The command line to generate the `ninja` build files is as follows:



```

cd ${HOME}/code/llvm/build

cmake -G Ninja \

  -DLLVM_ENABLE_PROJECTS='clang;clang-tools-extra;libcxx;compiler-rt;libcxxabi' \

  -DCMAKE_INSTALL_PREFIX=$HOME/code/llvm/installation \

  ../llvm-project/llvm

ninja

ninja install

```



The build and installation steps tend to last *a long time*.  Luckily, I always

saw some sort of a progress indicator which helped reasure me that things are

going as planned.



Once done, you will have a viable `clang` and `llvm` installation.  

You do need to do the last `ninja install` step, it seems: the structure of the

installation directory is very specific, and different from the structure of the

source and build dirs.  I thought I'd save some disk space by referring to files

from the source and build directories instead of installing, but that turned out

to invite more trouble than it was worth.

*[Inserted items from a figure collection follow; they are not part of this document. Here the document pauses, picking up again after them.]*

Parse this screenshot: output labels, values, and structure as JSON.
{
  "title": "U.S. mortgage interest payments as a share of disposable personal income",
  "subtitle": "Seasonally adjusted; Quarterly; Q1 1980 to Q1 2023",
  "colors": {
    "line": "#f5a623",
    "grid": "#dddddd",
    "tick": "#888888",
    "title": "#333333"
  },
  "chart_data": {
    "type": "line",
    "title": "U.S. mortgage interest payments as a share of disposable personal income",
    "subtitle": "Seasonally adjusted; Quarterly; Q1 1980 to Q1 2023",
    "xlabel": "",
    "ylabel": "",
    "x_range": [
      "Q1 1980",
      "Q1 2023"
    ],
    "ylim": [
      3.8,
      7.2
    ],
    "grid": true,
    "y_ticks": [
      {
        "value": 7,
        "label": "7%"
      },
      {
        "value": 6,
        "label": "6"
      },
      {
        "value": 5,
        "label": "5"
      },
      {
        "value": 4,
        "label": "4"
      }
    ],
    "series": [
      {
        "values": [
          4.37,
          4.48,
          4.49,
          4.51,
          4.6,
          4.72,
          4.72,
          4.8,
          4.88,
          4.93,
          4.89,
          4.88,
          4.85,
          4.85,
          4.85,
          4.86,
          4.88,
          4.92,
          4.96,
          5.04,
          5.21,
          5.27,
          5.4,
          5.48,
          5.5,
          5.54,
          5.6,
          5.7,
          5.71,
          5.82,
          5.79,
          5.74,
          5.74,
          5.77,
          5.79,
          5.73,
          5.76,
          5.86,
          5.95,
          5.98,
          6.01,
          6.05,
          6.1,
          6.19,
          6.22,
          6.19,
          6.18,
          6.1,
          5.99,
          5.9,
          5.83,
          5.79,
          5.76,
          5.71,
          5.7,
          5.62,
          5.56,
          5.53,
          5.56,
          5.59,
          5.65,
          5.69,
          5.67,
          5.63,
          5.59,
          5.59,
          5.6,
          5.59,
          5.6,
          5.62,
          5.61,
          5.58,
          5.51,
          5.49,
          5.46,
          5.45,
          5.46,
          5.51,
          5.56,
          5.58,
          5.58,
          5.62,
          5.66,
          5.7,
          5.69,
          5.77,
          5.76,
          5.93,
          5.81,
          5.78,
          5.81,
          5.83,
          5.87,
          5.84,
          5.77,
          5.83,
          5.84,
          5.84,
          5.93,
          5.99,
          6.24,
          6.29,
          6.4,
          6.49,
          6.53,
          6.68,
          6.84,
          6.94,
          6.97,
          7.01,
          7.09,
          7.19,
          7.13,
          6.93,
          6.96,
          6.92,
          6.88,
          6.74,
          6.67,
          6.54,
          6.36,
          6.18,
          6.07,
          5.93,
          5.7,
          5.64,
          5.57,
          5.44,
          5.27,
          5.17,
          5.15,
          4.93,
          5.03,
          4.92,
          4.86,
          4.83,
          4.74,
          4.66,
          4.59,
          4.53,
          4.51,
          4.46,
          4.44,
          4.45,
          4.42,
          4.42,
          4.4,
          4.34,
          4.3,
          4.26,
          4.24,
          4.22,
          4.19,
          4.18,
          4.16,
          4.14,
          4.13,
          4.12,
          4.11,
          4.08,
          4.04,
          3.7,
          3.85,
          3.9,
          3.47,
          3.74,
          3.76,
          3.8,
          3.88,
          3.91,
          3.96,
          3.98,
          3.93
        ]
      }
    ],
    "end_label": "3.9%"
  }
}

## Building and installing the example.



Finally, we hopefully get to substance.



I decided to follow the above example and separate the source and build

directories.



```

mkdir -p ${HOME}/code/clang-tool/build

cd ${HOME}/code/clang-tool

git checkout [email protected]:filmil/clang-tool-example

```



This checks out the source code and sets up the build directory.  The file

[compile.sh] shows you the steps to compile the code.  It is a bit sad that

it's 2021 and we still don't have a sane way to build softwre and have to

resort to bash, but what to do.  The source code was taken from the [llvm

example][llvmex], which itself bitrotted and does not show a recent API change

to the needed `CommonOptionsParser` class; so I had to fix it up a tad bit,

consulting [llvm source docs][doxygenx].



[doxygenx]: https://clang.llvm.org/doxygen/classclang_1_1tooling_1_1CommonOptionsParser.html

[llvmex]: https://clang.llvm.org/docs/LibTooling.html



To compile, do the following:



```

cd ${HOME}/code/clang-tool/build

../clang-tool-example/compile.sh

```



The script [compile.sh] will configure your build, expose

`compile_commands.json` in case you use IDE support that is aware of that file,

and run a `ninja` build.



Note that seemingly if you change [CMakeLists.txt], you will need to blow away

the contents of the `build` directory `rm -rf *`-style because apparently

detecting that a crucial configuration file changed is too hard in the 21st

century.  Sigh.



After some waiting for compile and link to complete, you should have a binary

named `example` in your `build` directory.  Since you should already have your

current working directory set to there if you followed the above instructions,

you can try your new binary out right away:



```

./example --help

```



This is not much, but will show you that something useful is indeed happening

in that bundle of machine code.



## Troubleshooting



It seems reasonable to assume that, after some time passes, this example will

itself bitrot. Since all LLVM APIs change all the time, chances are that the

only really long-term viable way to maintain a tool is to upstream it to LLVM.

This is great for generally useful tools, since everyone should benefit from

those, and you as author get the benefit of the tool getting continuous

maintenance for as long as it is needed.



I thing the general utility of this example is that it shows how to do something

you may find useful; so if you find it bitrotted, send a pull request in.